Los niños que son desplazados de sus hogares en Chiapas se enfrentan a complicaciones de desarrollo educativo y académico, pero en muchos casos su infancia se ve truncada porque no tienen lo mínimo para vivir, precisó Manuel Alejandro Cruz Islas, activista en materia de derechos humanos.
Comentó que los infantes que fueron retirados de sus hogares se encuentran en una situación de vulnerabilidad, en tanto las autoridades no resuelvan los servicios básicos en salud y alimentación.
Esta situación origina que ellos presenten cuadros de deshidratación, desnutrición y falta de preparación académica, porque no tiene los elementos necesarios establecidos en la ley.
El también alumno del Centro de Estudios para la Construcción de Ciudadanía y Seguridad (Cecocise), detalló que la entidad hay una falta de sensibilidad para atender la violencia hacia los infantes, quienes proyectan sus carencias en todo su crecimiento.
“Los niños están olvidados, necesitan mucha atención, sobre todo, en la cuestión de educación, no se diga la vivienda, la alimentación”, agregó.
De acuerdo con lo mencionado, es importante que las autoridades encargadas del tema emitan medidas cautelares cuando se presenten violaciones en materia de derechos humanos; no obstante, representantes gubernamentales en el área de salud también deben intervenir para revisar las condiciones de los niños y las niñas.
En lo que respecta a lo ocurrido en Chenalhó son 116 niños, pero la situación general de desplazamiento en Chiapas es mayor.
Antecedentes
En diciembre de 2017, Paulo Villalobos, quien pertenece a la asociación encargada de defender los derechos humanos denominada Mejel Xojobal, calculó que en Chiapas han sido desplazados de sus hogares cerca de dos mil niñas, niños y adolescentes en los últimos cuatro años.
Los desplazamientos se han presentado en municipios como Chalchihuitán, Chenalhó y Oxchuc, lo que constituye un problema emocional, psicológico, económico y de oportunidades para los menores.
Cruz Islas puntualizó que hay comunidades que no cuentan con los servicios básicos de energía eléctrica, agua o alimentos, fundamental para el desarrollo de la infancia.
Proyectos
En entrevista, el activista comentó que están documentando todos los casos donde existan irregularidades sobre desplazamiento forzado en la niñez y, en su momento, estarían actualizando las cifras sobre la problemática.
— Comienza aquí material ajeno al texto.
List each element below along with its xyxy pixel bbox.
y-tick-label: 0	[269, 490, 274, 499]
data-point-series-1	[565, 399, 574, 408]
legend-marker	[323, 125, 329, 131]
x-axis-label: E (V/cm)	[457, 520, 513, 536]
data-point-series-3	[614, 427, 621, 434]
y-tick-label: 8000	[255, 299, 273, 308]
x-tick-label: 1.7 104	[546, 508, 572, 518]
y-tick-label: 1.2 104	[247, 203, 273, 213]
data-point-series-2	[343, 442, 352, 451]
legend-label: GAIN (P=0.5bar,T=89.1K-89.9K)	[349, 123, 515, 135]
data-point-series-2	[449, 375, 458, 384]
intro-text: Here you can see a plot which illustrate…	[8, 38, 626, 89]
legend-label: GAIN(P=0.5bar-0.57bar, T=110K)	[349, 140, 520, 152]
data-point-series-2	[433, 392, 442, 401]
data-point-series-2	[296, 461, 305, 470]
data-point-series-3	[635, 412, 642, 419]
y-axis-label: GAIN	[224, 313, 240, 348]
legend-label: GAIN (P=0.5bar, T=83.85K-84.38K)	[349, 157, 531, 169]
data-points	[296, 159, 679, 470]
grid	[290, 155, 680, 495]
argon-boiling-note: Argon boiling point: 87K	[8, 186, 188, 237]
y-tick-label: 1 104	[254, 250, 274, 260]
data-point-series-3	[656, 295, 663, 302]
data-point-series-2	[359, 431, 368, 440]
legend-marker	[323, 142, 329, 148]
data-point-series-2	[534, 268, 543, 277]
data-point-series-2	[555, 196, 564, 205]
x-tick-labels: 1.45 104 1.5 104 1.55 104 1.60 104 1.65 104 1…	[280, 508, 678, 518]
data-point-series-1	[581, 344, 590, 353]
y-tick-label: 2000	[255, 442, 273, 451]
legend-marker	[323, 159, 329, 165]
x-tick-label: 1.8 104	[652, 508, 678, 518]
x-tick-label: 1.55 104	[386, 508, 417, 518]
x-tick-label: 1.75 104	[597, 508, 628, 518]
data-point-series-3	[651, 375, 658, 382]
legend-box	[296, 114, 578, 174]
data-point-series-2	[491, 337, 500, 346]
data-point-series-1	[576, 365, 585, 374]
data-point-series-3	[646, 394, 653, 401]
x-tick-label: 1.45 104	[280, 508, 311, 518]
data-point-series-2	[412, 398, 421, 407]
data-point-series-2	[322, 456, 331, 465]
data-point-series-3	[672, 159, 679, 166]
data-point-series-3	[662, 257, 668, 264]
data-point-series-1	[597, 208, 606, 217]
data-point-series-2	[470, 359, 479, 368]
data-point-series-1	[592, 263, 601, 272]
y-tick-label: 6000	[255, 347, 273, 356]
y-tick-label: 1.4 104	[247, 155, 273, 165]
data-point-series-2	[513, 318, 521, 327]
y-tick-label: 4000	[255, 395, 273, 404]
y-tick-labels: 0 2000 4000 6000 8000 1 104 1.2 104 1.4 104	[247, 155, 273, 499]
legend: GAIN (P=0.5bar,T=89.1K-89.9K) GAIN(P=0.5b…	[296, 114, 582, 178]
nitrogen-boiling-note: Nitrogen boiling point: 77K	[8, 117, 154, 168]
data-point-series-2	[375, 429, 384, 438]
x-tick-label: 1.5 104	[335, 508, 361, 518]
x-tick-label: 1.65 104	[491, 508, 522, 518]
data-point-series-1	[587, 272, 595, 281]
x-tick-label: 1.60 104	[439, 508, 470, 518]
Las actividades que hacen con los niños desplazados que viven en campamentos o en espacios no adecuados, están relacionadas con juegos en grupos, reciben ayuda de especialistas en psicología, manualidades, lectura, así como higiene personal.
“Que ellos se den cuenta que, a pesar de la situación que viven, hay que estar felices y contentos”. En lo que la población pueda ayudar, explicó, será fundamental, porque muchos niños no cuentan con ropa ni alimentos dignos para vivir.